A good analogy: given a photograph and a speed gun reading taken a
split-second after an automobile collision, reason backward from that
to infer the velocity of collision and the time since collision.  The
main difference is that the galaxy clusters mostly go right through
each other because the space between the galaxies is so big.  The hot
gas clouds filling those spaces do collide, leaving a pancake of hot
gas in the middle while the galaxies continue on (eventually to slow
down and turn around due to gravity).  We are interested in what
happens to the dark matter: the Bullet Cluster and the Musketball
Cluster show that it is mostly collisionless, but "mostly" is
something we really want to quantify, for reasons I'll explain in a
future post.

But first, we have to make a model of the collision.  Speed guns and
spectrographs can only tell how fast the galaxies are moving toward us
or away from us; they say nothing about how fast they are moving in
the transverse direction (in the plane of the sky).  To study dark
matter we need to know the full three-dimensional velocity, and we
want to know what it was at the time of collision, rather than what it
is right now, after the collision.  This is closely related to how
much time has passed since the collision (by collision I really mean
the maximum overlap of the two clusters), because the observed
separation since the collision could have been achieved by moving at a
high velocity for a short time, or moving at a low velocity for a long
time.  Making things more complicated, the separation we observe is
only the transverse part of the separation.  So a collision which
occurs along the line of sight will give us a large velocity on our
speed gun but a small apparent separation, while the same collision
viewed transversely will exhibit a small part of the velocity and a
large part of the separation.  We don't know what angle we are viewing
the system at, so the true velocity could be just about anything.

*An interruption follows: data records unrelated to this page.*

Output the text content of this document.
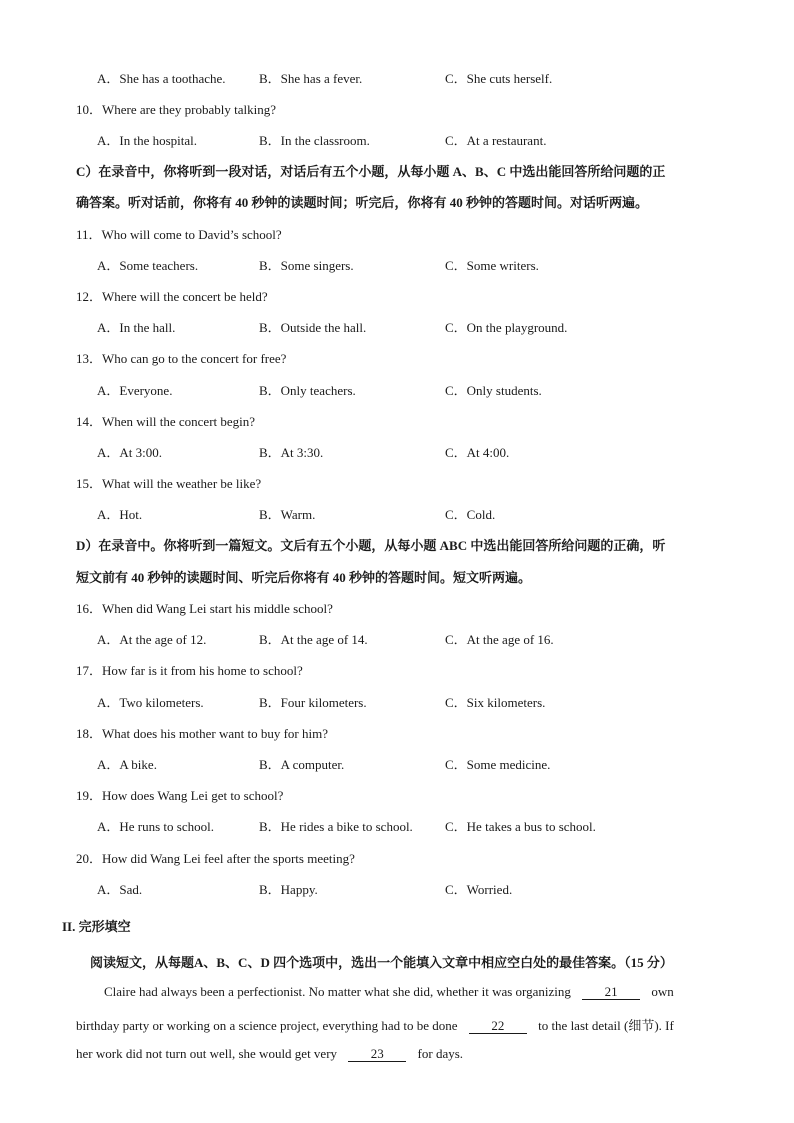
A．She has a toothache.	B．She has a fever.	C．She cuts herself.
10．Where are they probably talking?
A．In the hospital.	B．In the classroom.	C．At a restaurant.
C）在录音中，你将听到一段对话，对话后有五个小题，从每小题 A、B、C 中选出能回答所给问题的正
确答案。听对话前，你将有 40 秒钟的读题时间；听完后，你将有 40 秒钟的答题时间。对话听两遍。
11．Who will come to David’s school?
A．Some teachers.	B．Some singers.	C．Some writers.
12．Where will the concert be held?
A．In the hall.	B．Outside the hall.	C．On the playground.
13．Who can go to the concert for free?
A．Everyone.	B．Only teachers.	C．Only students.
14．When will the concert begin?
A．At 3:00.	B．At 3:30.	C．At 4:00.
15．What will the weather be like?
A．Hot.	B．Warm.	C．Cold.
D）在录音中。你将听到一篇短文。文后有五个小题，从每小题 ABC 中选出能回答所给问题的正确，听
短文前有 40 秒钟的读题时间、听完后你将有 40 秒钟的答题时间。短文听两遍。
16．When did Wang Lei start his middle school?
A．At the age of 12.	B．At the age of 14.	C．At the age of 16.
17．How far is it from his home to school?
A．Two kilometers.	B．Four kilometers.	C．Six kilometers.
18．What does his mother want to buy for him?
A．A bike.	B．A computer.	C．Some medicine.
19．How does Wang Lei get to school?
A．He runs to school.	B．He rides a bike to school. C．He takes a bus to school.
20．How did Wang Lei feel after the sports meeting?
A．Sad.	B．Happy.	C．Worried.
II. 完形填空
阅读短文，从每题A、B、C、D 四个选项中，选出一个能填入文章中相应空白处的最佳答案。（15 分）
Claire had always been a perfectionist. No matter what she did, whether it was organizing	21	own
birthday party or working on a science project, everything had to be done	22	to the last detail (细节). If
her work did not turn out well, she would get very	23	for days.
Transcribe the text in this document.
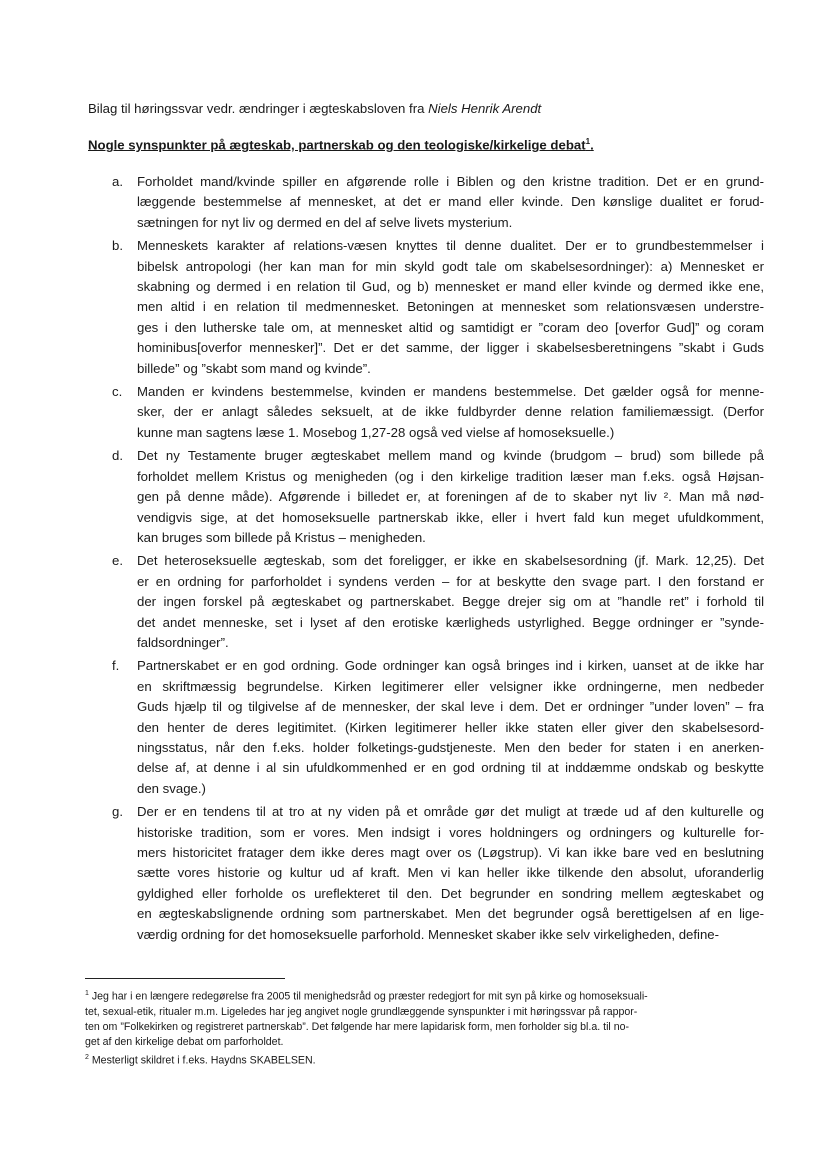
Bilag til høringssvar vedr. ændringer i ægteskabsloven fra Niels Henrik Arendt
Nogle synspunkter på ægteskab, partnerskab og den teologiske/kirkelige debat$^1$.
a. Forholdet mand/kvinde spiller en afgørende rolle i Biblen og den kristne tradition. Det er en grund-
læggende bestemmelse af mennesket, at det er mand eller kvinde. Den kønslige dualitet er forud-
sætningen for nyt liv og dermed en del af selve livets mysterium.
b. Menneskets karakter af relations-væsen knyttes til denne dualitet. Der er to grundbestemmelser i
bibelsk antropologi (her kan man for min skyld godt tale om skabelsesordninger): a) Mennesket er
skabning og dermed i en relation til Gud, og b) mennesket er mand eller kvinde og dermed ikke ene,
men altid i en relation til medmennesket. Betoningen at mennesket som relationsvæsen understre-
ges i den lutherske tale om, at mennesket altid og samtidigt er ”coram deo [overfor Gud]” og coram
hominibus[overfor mennesker]”. Det er det samme, der ligger i skabelsesberetningens ”skabt i Guds
billede” og ”skabt som mand og kvinde”.
c. Manden er kvindens bestemmelse, kvinden er mandens bestemmelse. Det gælder også for menne-
sker, der er anlagt således seksuelt, at de ikke fuldbyrder denne relation familiemæssigt. (Derfor
kunne man sagtens læse 1. Mosebog 1,27-28 også ved vielse af homoseksuelle.)
d. Det ny Testamente bruger ægteskabet mellem mand og kvinde (brudgom – brud) som billede på
forholdet mellem Kristus og menigheden (og i den kirkelige tradition læser man f.eks. også Højsan-
gen på denne måde). Afgørende i billedet er, at foreningen af de to skaber nyt liv ². Man må nød-
vendigvis sige, at det homoseksuelle partnerskab ikke, eller i hvert fald kun meget ufuldkomment,
kan bruges som billede på Kristus – menigheden.
e. Det heteroseksuelle ægteskab, som det foreligger, er ikke en skabelsesordning (jf. Mark. 12,25). Det
er en ordning for parforholdet i syndens verden – for at beskytte den svage part. I den forstand er
der ingen forskel på ægteskabet og partnerskabet. Begge drejer sig om at ”handle ret” i forhold til
det andet menneske, set i lyset af den erotiske kærligheds ustyrlighed. Begge ordninger er ”synde-
faldsordninger”.
f. Partnerskabet er en god ordning. Gode ordninger kan også bringes ind i kirken, uanset at de ikke har
en skriftmæssig begrundelse. Kirken legitimerer eller velsigner ikke ordningerne, men nedbeder
Guds hjælp til og tilgivelse af de mennesker, der skal leve i dem. Det er ordninger ”under loven” – fra
den henter de deres legitimitet. (Kirken legitimerer heller ikke staten eller giver den skabelsesord-
ningsstatus, når den f.eks. holder folketings-gudstjeneste. Men den beder for staten i en anerken-
delse af, at denne i al sin ufuldkommenhed er en god ordning til at inddæmme ondskab og beskytte
den svage.)
g. Der er en tendens til at tro at ny viden på et område gør det muligt at træde ud af den kulturelle og
historiske tradition, som er vores. Men indsigt i vores holdningers og ordningers og kulturelle for-
mers historicitet fratager dem ikke deres magt over os (Løgstrup). Vi kan ikke bare ved en beslutning
sætte vores historie og kultur ud af kraft. Men vi kan heller ikke tilkende den absolut, uforanderlig
gyldighed eller forholde os ureflekteret til den. Det begrunder en sondring mellem ægteskabet og
en ægteskabslignende ordning som partnerskabet. Men det begrunder også berettigelsen af en lige-
værdig ordning for det homoseksuelle parforhold. Mennesket skaber ikke selv virkeligheden, define-
$^1$ Jeg har i en længere redegørelse fra 2005 til menighedsråd og præster redegjort for mit syn på kirke og homoseksuali-
tet, sexual-etik, ritualer m.m. Ligeledes har jeg angivet nogle grundlæggende synspunkter i mit høringssvar på rappor-
ten om ”Folkekirken og registreret partnerskab”. Det følgende har mere lapidarisk form, men forholder sig bl.a. til no-
get af den kirkelige debat om parforholdet.
$^2$ Mesterligt skildret i f.eks. Haydns SKABELSEN.
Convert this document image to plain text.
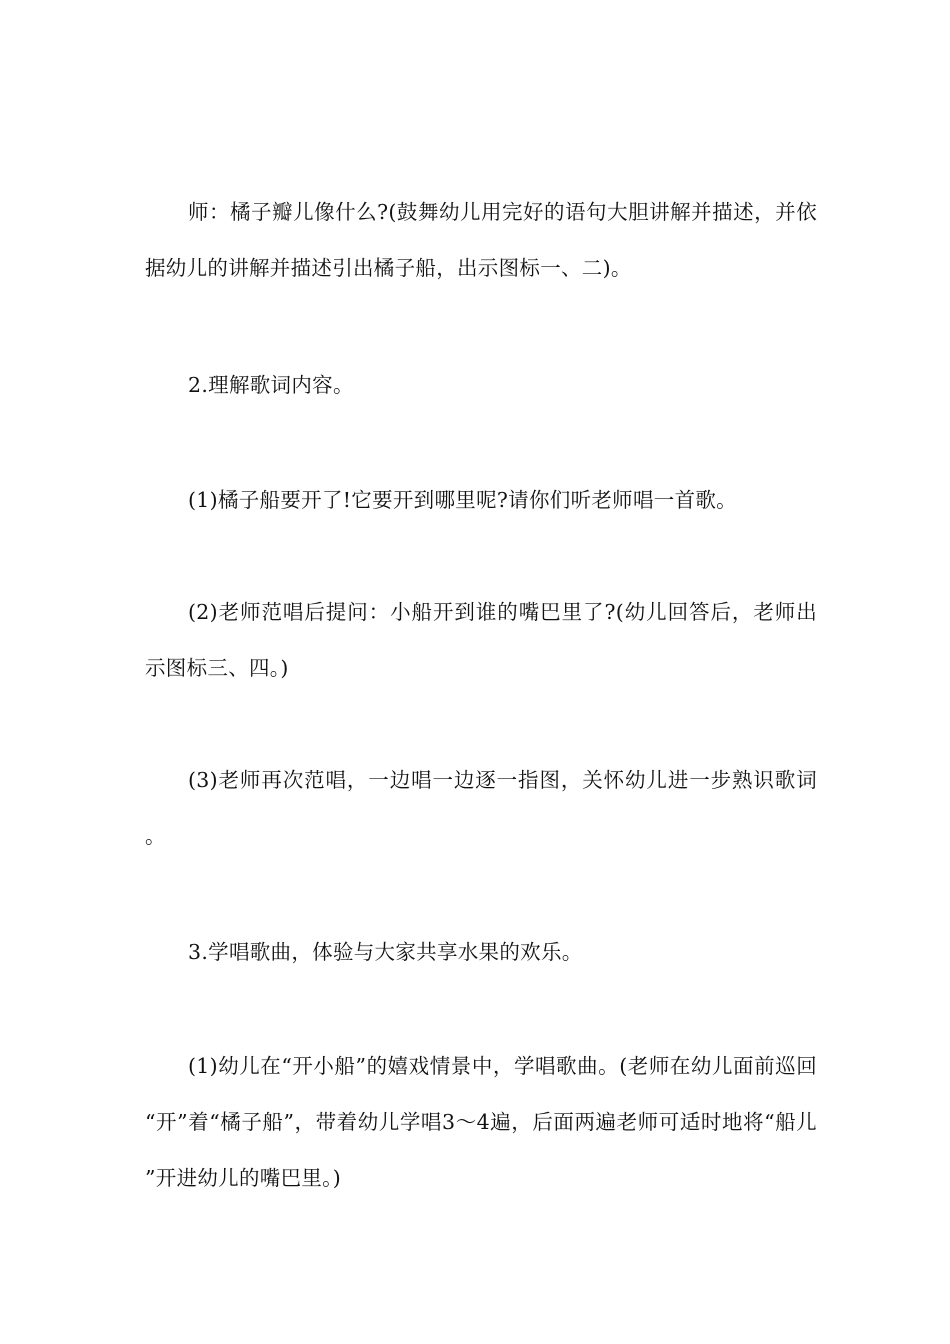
师：橘子瓣儿像什么?(鼓舞幼儿用完好的语句大胆讲解并描述，并依据幼儿的讲解并描述引出橘子船，出示图标一、二)。

2.理解歌词内容。

(1)橘子船要开了!它要开到哪里呢?请你们听老师唱一首歌。

(2)老师范唱后提问：小船开到谁的嘴巴里了?(幼儿回答后，老师出示图标三、四。)

(3)老师再次范唱，一边唱一边逐一指图，关怀幼儿进一步熟识歌词。

3.学唱歌曲，体验与大家共享水果的欢乐。

(1)幼儿在“开小船”的嬉戏情景中，学唱歌曲。(老师在幼儿面前巡回“开”着“橘子船”，带着幼儿学唱3～4遍，后面两遍老师可适时地将“船儿”开进幼儿的嘴巴里。)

Like a rock climber inching up a chimney, the way out of this is to
push against two extremes.  If we observe any line-of-sight velocity,
the motion can't be completely transverse; in fact we can rule out a
range of near-transverse geometries because they would require an
absurdly large three-dimensional velocity.  (Absurdly large is defined
here as larger than the free-fall velocity from infinity.)  Similarly,
if we observe any transverse separation we can rule out a range of
nearly line-of-sight geometries because they would require absurdly
large three-dimensional separation.  (Absurdly large is defined here
as requiring longer than the age of the universe to reach that
separation.)

Still, we are left with a range of geometries in the middle; at the
extremes of that range the geometries aren't completely ruled out, but
look pretty unlikely.  Here Will applied another important concept:
marginalizing over all remaining possibilities.  His code ranges over
all possible geometries, tabulating how well they match the data, and
thus produces a probability distribution.  So we don't know exactly
how fast the collision was, but we can be 99% confident it is within
have a certain broad range, 90% confident it is within a certain
smaller range, etc.

This was a pretty big advance in sophistication compared to the way
previous studies had estimated the collision velocity and time since
collision.  Using this technique, Will demonstrated that what
astronomers don't know can hurt them---not knowing the angle from
which we are viewing a collision results in substantial uncertainty in
the quantities we need to know to study the behavior of dark matter.
To narrow things down to a useful range, we need additional
information about a collision.  (In the case of the Bullet Cluster,
the shock gives this information, but most collisions have not shown
an observable shock.)

Will also used his new technique to estimate that it has been about
700 million years since the Musketball Cluster collided, compare to
"only" 200 million years for the Bullet Cluster.  This is good for the
study of dark matter because people would be justifiably skeptical of
conclusions about the nature of dark matter based on just one kind of
collision (a recent, high-speed collision of massive clusters such as
the Bullet).  Studying a range of collision conditions--including less
recent, lower-speed collisions of less-massive clusters such as the
Musketball--gives us a much better chance of identifying universal
properties of dark matter with high confidence.


1 comment:

  1. Great summary of our work! You did what I had been meaning to do for quite some time and you managed to do it better than I would have.